Um espaço de convívio entre amigos, que acabou por se tornar um arquivo protegido por um só curador.

Mês: agosto 2015

Exportadores ou contrabandistas e pequenos burgueses ávidos por espelhinhos?

Eis que o dólar norte-americano aproxima-se de custar quatro reais e isso parece ser uma mudança de patamar na taxa de câmbio, mais que apenas esquizofrenia e chantagem de mercado. E isso é bom, pois a moeda brasileira estava muito valorizada. Claro que esta desvalorização a par com aumento dos juros dos títulos públicos é a ante-sala do suicídio, mas esta é outra conversa…

O dólar barato encarece coisas brasileiras como soja, café, assúcar, carnes, minérios, aço processado, alumínio processado e outros produtos mais de pouca elaboração e pouco dependentes de insumos importados. A perda de competitividade na exportação dessas commodities é dramática para o balanço de pagamentos e para a manutenção de reservas em moeda conversível.
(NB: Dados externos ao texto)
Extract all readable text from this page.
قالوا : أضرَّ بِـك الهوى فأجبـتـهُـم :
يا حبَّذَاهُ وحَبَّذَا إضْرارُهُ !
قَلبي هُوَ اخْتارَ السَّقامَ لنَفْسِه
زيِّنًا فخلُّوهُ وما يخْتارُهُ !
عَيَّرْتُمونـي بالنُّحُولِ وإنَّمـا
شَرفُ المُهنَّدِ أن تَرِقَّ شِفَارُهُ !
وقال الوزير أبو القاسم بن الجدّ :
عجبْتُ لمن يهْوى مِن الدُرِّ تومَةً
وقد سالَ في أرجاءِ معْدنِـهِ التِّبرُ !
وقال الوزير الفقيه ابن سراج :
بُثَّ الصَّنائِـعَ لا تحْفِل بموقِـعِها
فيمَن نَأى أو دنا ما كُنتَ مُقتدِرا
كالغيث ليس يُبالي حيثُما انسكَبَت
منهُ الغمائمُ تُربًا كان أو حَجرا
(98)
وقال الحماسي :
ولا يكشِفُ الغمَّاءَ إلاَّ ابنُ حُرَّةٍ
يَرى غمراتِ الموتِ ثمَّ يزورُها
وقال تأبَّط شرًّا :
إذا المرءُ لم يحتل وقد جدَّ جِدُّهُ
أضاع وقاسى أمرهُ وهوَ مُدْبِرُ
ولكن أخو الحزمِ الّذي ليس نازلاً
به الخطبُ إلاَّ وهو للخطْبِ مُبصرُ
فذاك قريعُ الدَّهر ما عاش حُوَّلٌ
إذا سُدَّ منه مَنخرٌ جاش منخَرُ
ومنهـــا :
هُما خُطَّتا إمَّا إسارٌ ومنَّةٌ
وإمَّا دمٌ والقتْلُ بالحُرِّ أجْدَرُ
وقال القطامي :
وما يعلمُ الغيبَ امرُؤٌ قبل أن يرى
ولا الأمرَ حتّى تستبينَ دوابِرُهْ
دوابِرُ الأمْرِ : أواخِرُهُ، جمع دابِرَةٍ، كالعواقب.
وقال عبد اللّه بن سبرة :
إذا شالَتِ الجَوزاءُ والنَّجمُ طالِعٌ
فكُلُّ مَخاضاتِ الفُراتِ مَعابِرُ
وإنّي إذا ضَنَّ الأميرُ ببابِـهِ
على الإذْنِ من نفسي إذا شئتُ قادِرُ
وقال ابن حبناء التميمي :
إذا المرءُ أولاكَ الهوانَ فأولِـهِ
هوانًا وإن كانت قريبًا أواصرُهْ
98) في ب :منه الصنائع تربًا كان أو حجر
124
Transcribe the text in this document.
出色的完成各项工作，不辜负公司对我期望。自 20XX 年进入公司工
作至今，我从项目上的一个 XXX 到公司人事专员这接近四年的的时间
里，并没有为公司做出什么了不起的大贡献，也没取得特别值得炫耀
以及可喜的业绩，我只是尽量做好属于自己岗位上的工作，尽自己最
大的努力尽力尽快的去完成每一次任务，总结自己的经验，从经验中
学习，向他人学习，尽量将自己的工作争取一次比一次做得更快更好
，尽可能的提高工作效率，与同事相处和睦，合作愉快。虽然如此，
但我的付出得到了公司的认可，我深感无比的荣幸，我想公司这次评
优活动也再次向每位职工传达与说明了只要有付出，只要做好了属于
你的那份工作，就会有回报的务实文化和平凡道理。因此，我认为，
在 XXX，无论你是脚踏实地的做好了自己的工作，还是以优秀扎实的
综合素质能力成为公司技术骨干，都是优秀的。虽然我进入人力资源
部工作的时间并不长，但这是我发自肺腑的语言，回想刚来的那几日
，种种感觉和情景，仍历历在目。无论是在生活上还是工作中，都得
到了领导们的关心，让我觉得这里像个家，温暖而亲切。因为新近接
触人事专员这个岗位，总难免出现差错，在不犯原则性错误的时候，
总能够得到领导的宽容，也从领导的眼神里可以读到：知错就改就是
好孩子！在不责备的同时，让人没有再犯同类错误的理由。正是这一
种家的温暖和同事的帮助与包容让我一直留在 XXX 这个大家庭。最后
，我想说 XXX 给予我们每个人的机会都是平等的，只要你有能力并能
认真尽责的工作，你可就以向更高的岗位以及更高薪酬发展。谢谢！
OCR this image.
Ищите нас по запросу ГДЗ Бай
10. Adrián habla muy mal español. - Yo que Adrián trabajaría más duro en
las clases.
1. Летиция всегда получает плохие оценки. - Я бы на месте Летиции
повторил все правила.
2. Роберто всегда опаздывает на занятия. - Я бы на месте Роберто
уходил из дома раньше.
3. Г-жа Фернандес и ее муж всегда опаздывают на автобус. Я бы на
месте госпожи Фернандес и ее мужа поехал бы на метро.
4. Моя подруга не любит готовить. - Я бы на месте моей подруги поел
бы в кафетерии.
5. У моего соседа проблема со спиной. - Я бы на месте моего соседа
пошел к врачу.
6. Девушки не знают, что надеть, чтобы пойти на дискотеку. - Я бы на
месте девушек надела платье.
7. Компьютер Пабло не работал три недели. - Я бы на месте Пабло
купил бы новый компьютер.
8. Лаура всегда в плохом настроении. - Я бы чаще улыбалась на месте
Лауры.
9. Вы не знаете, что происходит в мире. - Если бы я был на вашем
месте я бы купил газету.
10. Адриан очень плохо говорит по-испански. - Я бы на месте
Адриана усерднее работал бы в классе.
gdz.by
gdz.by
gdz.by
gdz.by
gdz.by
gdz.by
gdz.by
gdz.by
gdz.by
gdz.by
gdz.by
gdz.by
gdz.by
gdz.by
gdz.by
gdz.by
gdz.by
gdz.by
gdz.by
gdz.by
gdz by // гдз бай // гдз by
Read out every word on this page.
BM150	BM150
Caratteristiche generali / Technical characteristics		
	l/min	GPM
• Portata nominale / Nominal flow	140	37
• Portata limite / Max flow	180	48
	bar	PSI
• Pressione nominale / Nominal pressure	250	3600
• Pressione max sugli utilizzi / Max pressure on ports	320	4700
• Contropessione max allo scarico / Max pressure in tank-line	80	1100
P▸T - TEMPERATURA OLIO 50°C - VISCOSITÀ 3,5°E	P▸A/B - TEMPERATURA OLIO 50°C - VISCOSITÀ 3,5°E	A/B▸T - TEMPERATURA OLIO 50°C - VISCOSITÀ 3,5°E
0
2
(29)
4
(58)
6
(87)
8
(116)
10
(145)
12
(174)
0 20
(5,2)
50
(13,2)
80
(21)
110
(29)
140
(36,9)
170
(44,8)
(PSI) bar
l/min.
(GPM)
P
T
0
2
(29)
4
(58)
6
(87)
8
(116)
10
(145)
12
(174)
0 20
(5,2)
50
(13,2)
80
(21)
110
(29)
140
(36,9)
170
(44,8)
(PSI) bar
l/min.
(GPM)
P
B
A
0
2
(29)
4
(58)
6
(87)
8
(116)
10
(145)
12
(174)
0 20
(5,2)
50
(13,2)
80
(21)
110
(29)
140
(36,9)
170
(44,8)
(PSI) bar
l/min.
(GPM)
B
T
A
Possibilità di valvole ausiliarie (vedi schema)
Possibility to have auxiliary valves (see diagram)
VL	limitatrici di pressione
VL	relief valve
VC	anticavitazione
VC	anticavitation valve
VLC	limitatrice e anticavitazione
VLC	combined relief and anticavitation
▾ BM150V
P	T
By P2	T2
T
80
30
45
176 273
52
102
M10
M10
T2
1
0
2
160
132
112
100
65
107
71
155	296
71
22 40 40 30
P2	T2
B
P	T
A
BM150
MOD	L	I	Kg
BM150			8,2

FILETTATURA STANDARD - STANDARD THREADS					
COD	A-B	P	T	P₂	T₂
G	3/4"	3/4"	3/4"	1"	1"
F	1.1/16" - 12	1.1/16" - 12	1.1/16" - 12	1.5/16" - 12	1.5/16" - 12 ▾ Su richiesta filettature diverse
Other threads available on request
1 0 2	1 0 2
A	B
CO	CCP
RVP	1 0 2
Claro que não é algo tão elástico a ponto de ser desejável ter a moeda nacional extremamente desvalorizada, porque resultaria inflação, na medida em que importa-se muita coisa banal e insumos importantes. Como está, atualmente, parece um ponto de razoável equilíbrio.

Acontece que isso desagrada quem sempre está desagradado: a classe média que nunca viajou tanto ao exterior em busca, na enorme maioria das vezes, de comprar bugigangas baratas, seja para as acumular em casa, seja para as revender aos deslumbrados seus semelhantes.

Nos espaços de convívio forçado com a pior parte da classe média brasileira – o trabalho, basicamente – essa desvalorização do real é assunto candente. Todos a lamentam, como uma verdadeira traição ou o último prego no caixão. Ficou mais caro ir a Miami! Como se vive assim?

O engraçado é que o pequeno-burguês a lamentar a alta do dólar tem de, logicamente, lamentar o aumento do custo da atividade de contrabando ou de compra leviana e enlouquecida de tudo quanto vê pela frente. Ora, fazer contrabando é ilícito; fazer compras como a satisfação de um vício é superficialidade em forma pura.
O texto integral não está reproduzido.